The broad range of disclosure items under Item 303 includes known trends, events and uncertainties that are both reasonably likely to occur and reasonably likely to have a material effect on a company's financial condition. While materiality qualifiers may limit the information that is actually disclosed, companies are cautioned that materiality should not limit the information that company management considers in making its determinations. Item 503(c) requires a company to discuss significant factors that make an investment risky or speculative. The SEC's release identified several examples of circumstances in which matters related to climate change may necessitate disclosure to fulfill these Regulation S-K obligations, as more fully described below.
Examples of Requisite Disclosures
Legislation and Regulation; International Accords#
A company should consider existing and pending federal, state and local legislation and regulations regarding climate change and whether the enactment of such regulation or legislation would have a material positive or negative effect on its business. If the legislation or regulation is reasonably likely to be enacted, and it is reasonably likely to have a material effect on the company's financial conditions or results of operations, disclosure is mandated. The evaluation of the impact of proposed laws or regulations need not only discuss negative consequences. For example, companies operating with lower emissions than competitors or companies that develop, manufacture, or sell green products may see an increased demand for goods or services due to customer preferences for green alternatives. A company should disclose, when material to its business, the reasonably likely impact of international treaties or accords relating to climate change.
Indirect Consequences of Regulation or Business Trends
Legal, political, technological and scientific developments related to climate change may create opportunities or risks for companies. For example, a company's reputation could be adversely affected by unusually high greenhouse gas emissions, while a competitor may be employing new technologies that reduce emissions. These circumstances could result in reduced demand for the company's product, thus necessitating a risk factor disclosure.
Physical Impacts of Climate Change
A company whose business may be vulnerable to climate-related events should disclose material risks associated with such events. The SEC's release uses floods, hurricanes, sea levels and arability of farmland as examples, but one can assume that earthquakes, tornados, drought and other natural disasters would also need to be considered. In addition, a company should consider and discuss these events as they relate to the company's insurance premiums, deductibles and overall ability to obtain insurance coverage.
Going Forward: Businesses More Concerned with Environmental Impact
Even though SEC regulations are designed to focus only on disclosure obligations, such requirements can have the indirect consequence of influencing decisions about business operations.
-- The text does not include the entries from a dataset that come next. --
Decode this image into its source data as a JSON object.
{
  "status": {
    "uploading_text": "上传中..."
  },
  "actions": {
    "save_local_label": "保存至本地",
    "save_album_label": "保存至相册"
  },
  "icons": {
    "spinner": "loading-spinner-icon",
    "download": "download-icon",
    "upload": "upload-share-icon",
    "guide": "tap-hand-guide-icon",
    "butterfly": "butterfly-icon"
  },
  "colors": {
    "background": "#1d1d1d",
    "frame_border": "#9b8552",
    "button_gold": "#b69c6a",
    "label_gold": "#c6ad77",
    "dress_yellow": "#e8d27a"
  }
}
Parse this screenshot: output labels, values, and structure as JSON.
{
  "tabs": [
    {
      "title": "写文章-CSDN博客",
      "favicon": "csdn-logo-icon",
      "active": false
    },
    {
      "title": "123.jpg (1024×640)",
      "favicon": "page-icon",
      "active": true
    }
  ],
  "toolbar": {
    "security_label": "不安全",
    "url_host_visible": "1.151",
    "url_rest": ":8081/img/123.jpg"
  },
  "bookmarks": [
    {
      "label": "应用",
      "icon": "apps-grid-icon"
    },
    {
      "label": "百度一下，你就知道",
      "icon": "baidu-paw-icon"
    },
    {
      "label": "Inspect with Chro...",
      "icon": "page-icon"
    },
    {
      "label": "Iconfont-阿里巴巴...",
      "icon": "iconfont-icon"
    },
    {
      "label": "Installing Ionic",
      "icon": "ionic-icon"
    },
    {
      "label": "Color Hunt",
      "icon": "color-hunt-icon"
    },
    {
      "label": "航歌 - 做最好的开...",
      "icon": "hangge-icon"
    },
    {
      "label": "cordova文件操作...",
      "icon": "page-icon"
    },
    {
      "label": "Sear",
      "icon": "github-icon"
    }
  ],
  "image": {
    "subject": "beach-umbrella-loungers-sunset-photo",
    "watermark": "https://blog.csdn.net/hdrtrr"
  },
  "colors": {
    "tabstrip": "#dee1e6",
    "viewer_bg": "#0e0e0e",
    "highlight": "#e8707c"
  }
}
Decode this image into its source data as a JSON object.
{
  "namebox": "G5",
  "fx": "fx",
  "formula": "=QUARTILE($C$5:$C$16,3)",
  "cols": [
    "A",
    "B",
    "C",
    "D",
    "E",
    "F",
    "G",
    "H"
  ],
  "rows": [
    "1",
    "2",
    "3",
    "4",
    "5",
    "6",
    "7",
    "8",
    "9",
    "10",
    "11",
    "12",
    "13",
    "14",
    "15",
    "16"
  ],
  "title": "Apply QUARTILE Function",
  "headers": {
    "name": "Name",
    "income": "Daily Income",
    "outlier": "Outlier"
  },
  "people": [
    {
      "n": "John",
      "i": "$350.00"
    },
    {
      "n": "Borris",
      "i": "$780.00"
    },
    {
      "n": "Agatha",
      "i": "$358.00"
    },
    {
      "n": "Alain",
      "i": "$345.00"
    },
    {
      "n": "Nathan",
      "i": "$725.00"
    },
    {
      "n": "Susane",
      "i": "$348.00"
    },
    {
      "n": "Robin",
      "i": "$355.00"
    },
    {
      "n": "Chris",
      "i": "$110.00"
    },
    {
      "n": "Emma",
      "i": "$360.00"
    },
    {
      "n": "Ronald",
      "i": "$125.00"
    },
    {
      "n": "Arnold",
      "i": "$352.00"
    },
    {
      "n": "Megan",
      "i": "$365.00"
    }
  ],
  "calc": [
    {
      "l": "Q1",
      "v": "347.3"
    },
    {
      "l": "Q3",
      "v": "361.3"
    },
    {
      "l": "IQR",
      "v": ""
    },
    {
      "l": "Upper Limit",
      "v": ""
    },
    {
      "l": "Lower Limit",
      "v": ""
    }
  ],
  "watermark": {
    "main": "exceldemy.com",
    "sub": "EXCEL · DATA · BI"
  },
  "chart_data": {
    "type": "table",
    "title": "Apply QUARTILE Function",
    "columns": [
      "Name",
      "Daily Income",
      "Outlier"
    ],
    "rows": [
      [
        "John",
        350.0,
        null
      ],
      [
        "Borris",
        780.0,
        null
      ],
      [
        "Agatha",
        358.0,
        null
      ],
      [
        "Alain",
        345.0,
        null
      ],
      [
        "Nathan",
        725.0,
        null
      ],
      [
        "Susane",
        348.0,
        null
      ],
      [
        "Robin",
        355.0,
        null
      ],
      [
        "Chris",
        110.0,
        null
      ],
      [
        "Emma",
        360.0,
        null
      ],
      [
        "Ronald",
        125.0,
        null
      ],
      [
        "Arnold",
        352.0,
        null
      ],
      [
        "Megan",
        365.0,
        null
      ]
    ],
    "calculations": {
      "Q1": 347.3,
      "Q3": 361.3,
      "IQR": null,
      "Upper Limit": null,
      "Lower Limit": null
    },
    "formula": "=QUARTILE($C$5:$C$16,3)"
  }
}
Companies required to discuss matters pertaining to climate change may seek to minimize negative operational impacts resulting from relevant legislation, regulations, treaties and scientific developments. For example, to avoid disclosures that may result in negative public perceptions or reduced demand for products, companies may more readily consider alternative energy, emission offset programs and other policies. Such policy changes could be a boon for certain "green" businesses. In short, for some companies, disclosure obligations pertaining to climate change will present a challenge; for others, it presents an opportunity.